Dans l’un de ses premiers projets d’ampleur, The Mapping Journey Project (2008-2011), Bouchra Khalili donne la parole à huit personnes qui relatent tour à tour leur exil à travers la Méditerranée, tout en traçant au feutre rouge leur itinéraire sur un planisphère. Exposés en quinconce, ces huit films en gros plan composent alors de nouvelles visions d’un monde dont les migrations redéfinissent les contours tout en illustrant le parcours semé d’embûches de millions d’individus aux croisements de différents pays et cultures, dont la position flottante compromet aussi le sentiment d’appartenance à une seule nation, à l’instar de l’artiste qui revendique sa double culture marocaine et française et qui partage aujourd’hui sa vie entre Berlin et Vienne.
« Je ne suis pas documentariste, mais je ne produis pas non plus de fictions », précise d’emblée Bouchra Khalili, qui qualifie volontiers ses vidéos d’« hypothèses filmiques en forme de fabulations collectives ». Celles-ci se distinguent en effet par leurs formats hybrides, où se croisent documents historiques et fictions, paroles formulées par les personnes concernées et réinterprétations devant la caméra par des performeurs et des performeuses, mais aussi rencontres inédites entre des personnes d’horizons différents, qui ouvrent alors de nouveaux champs à explorer.

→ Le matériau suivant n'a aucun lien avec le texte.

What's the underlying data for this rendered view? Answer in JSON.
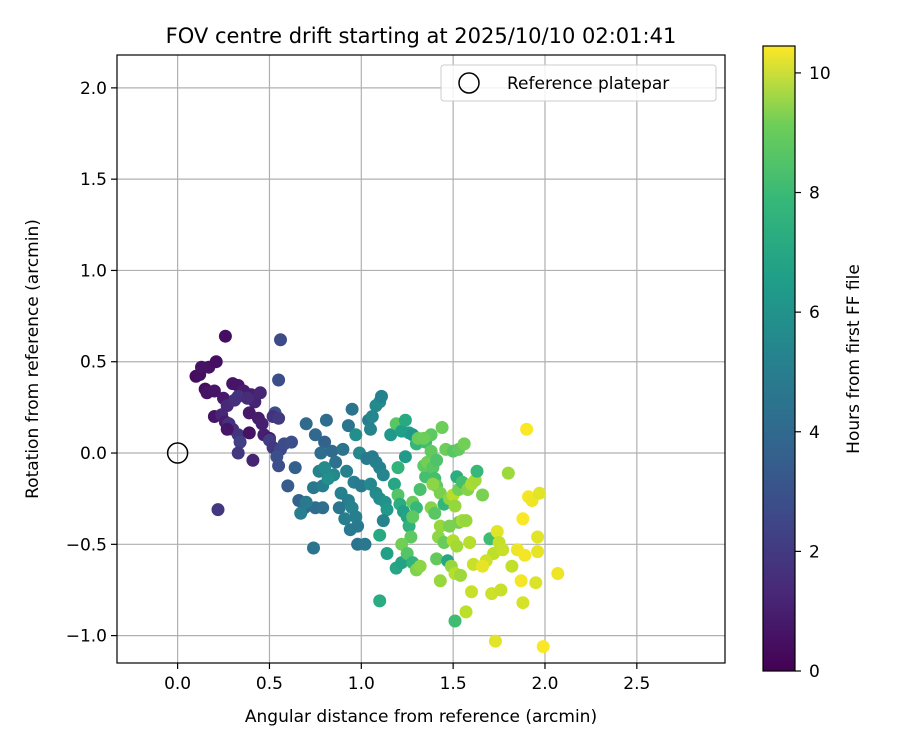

Je ne suis pas documentariste, mais je ne produis pas non plus de fictions.
Bouchra Khalili
Ainsi comprend-on la pensée de l’artiste: le témoignage ne sera jamais garant d’une vérité univoque qui produirait un récit officiel. Les propos rapportés dans ses films, issus de conversations parfois étalées sur plusieurs semaines, expriment autant de subjectivités qui contribuent à l’écriture d’une histoire ouverte et, par définition, plurielle. Pour ce faire, il est donc essentiel que les entretiens se fassent de manière libre, volontaire et organique, laissant toujours la place au hasard. En préparation du film The Tempest Society (2017), où trois Athéniens commentent ensemble l’état de leur pays suite à la crise économique de 2016, l’artiste a ainsi passé six mois dans la capitale grecque afin de rencontrer des protagonistes de générations et milieux sociaux différents. À Paris et Marseille, c’est par sa connaissance profonde du Mouvement des travailleurs arabes que Bouchra Khalili est parvenue à se lier à cinq de ses anciens militants pour ensuite les filmer.

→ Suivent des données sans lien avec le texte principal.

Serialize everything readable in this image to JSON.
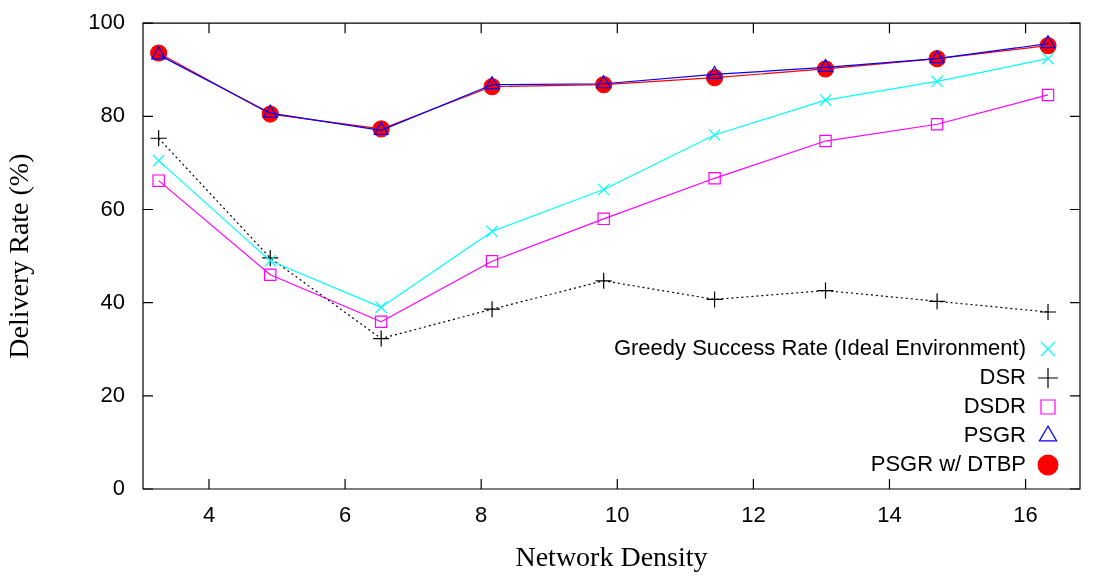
{
  "chart_data": {
    "type": "line",
    "xlabel": "Network Density",
    "ylabel": "Delivery Rate (%)",
    "x": [
      3.26,
      4.9,
      6.53,
      8.16,
      9.8,
      11.43,
      13.06,
      14.7,
      16.33
    ],
    "xlim": [
      3.03,
      16.8
    ],
    "xticks": [
      4,
      6,
      8,
      10,
      12,
      14,
      16
    ],
    "ylim": [
      0,
      100
    ],
    "yticks": [
      0,
      20,
      40,
      60,
      80,
      100
    ],
    "grid": false,
    "legend": "bottom right",
    "series": [
      {
        "name": "Greedy Success Rate (Ideal Environment)",
        "color": "#00ffff",
        "marker": "x",
        "line_style": "solid",
        "values": [
          70.5,
          49,
          39,
          55.3,
          64.3,
          76,
          83.5,
          87.5,
          92.4
        ]
      },
      {
        "name": "DSR",
        "color": "#000000",
        "marker": "cross",
        "line_style": "dotted",
        "values": [
          75.3,
          49.6,
          32.3,
          38.6,
          44.7,
          40.7,
          42.6,
          40.3,
          38
        ]
      },
      {
        "name": "DSDR",
        "color": "#ff00ff",
        "marker": "square",
        "line_style": "solid",
        "values": [
          66.2,
          46,
          35.9,
          48.9,
          58,
          66.7,
          74.7,
          78.3,
          84.6
        ]
      },
      {
        "name": "PSGR",
        "color": "#0000ff",
        "marker": "triangle",
        "line_style": "solid",
        "values": [
          93.2,
          80.7,
          77,
          86.8,
          87,
          89,
          90.5,
          92.4,
          95.6
        ]
      },
      {
        "name": "PSGR w/ DTBP",
        "color": "#ff0000",
        "marker": "circle",
        "line_style": "solid",
        "values": [
          93.6,
          80.5,
          77.3,
          86.4,
          86.8,
          88.3,
          90.2,
          92.4,
          95.2
        ]
      }
    ]
  }
}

L’artiste souhaite décloisonner les langues officielles – considérées comme « légitimes » – et les langues plus informelles afin de proposer des récits vivants et composites, préservant la mémoire de traditions menacées voire invisibilisées.

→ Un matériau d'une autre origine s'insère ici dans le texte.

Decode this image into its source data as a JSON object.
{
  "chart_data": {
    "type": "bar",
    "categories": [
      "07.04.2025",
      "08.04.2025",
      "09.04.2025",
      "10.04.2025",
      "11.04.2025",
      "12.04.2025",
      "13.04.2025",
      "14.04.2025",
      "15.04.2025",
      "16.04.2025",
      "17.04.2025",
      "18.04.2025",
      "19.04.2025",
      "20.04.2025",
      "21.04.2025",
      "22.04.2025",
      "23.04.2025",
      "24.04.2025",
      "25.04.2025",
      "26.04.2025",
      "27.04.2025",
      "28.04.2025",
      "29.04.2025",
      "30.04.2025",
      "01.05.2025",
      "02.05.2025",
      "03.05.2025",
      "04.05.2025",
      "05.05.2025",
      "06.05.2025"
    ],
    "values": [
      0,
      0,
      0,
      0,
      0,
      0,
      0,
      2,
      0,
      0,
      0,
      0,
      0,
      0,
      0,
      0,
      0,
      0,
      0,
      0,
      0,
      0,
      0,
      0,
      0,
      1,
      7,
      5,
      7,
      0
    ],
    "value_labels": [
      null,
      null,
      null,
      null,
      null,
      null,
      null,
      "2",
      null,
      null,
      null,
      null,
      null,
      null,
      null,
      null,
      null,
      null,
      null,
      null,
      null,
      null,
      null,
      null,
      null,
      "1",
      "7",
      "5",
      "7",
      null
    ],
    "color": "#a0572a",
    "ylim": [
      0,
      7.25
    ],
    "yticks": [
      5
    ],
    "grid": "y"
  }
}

Élément fondateur de toute civilisation et culture, mais également enjeu majeur pour les communautés mouvantes cherchant à s’intégrer et se construire ailleurs, le langage forme l’épine dorsale de tous les projets de Bouchra Khalili. En 2012, elle y consacre le premier film de sa trilogie The Speeches Series, invitant cinq immigrés, hommes et femmes, vivant entre Paris et sa banlieue à déclamer de mémoire des écrits d’Aimé Césaire, Malcolm X ou Édouard Glissant. Mais plutôt que d’en faire la récitation littérale, ces différents protagonistes sont invités à se les réapproprier, avec leur propre langue, wolof, kabyle ou encore dari. Car Bouchra Khalili reste très imprégnée par le halqa, art populaire marocain consistant – à l’instar de l’agora grecque – à réunir des spectateurs et des spectatrices dans l’espace public afin de leur présenter des discours, spectacles de théâtre et autres performances. Tout comme les conteurs rencontrés sur ces places, oscillant librement entre l’arabe écrit et les dialectes locaux, l’artiste souhaite décloisonner les langues officielles – considérées comme « légitimes » – et les langues plus informelles afin de proposer des récits vivants et composites, préservant la mémoire de traditions menacées voire invisibilisées.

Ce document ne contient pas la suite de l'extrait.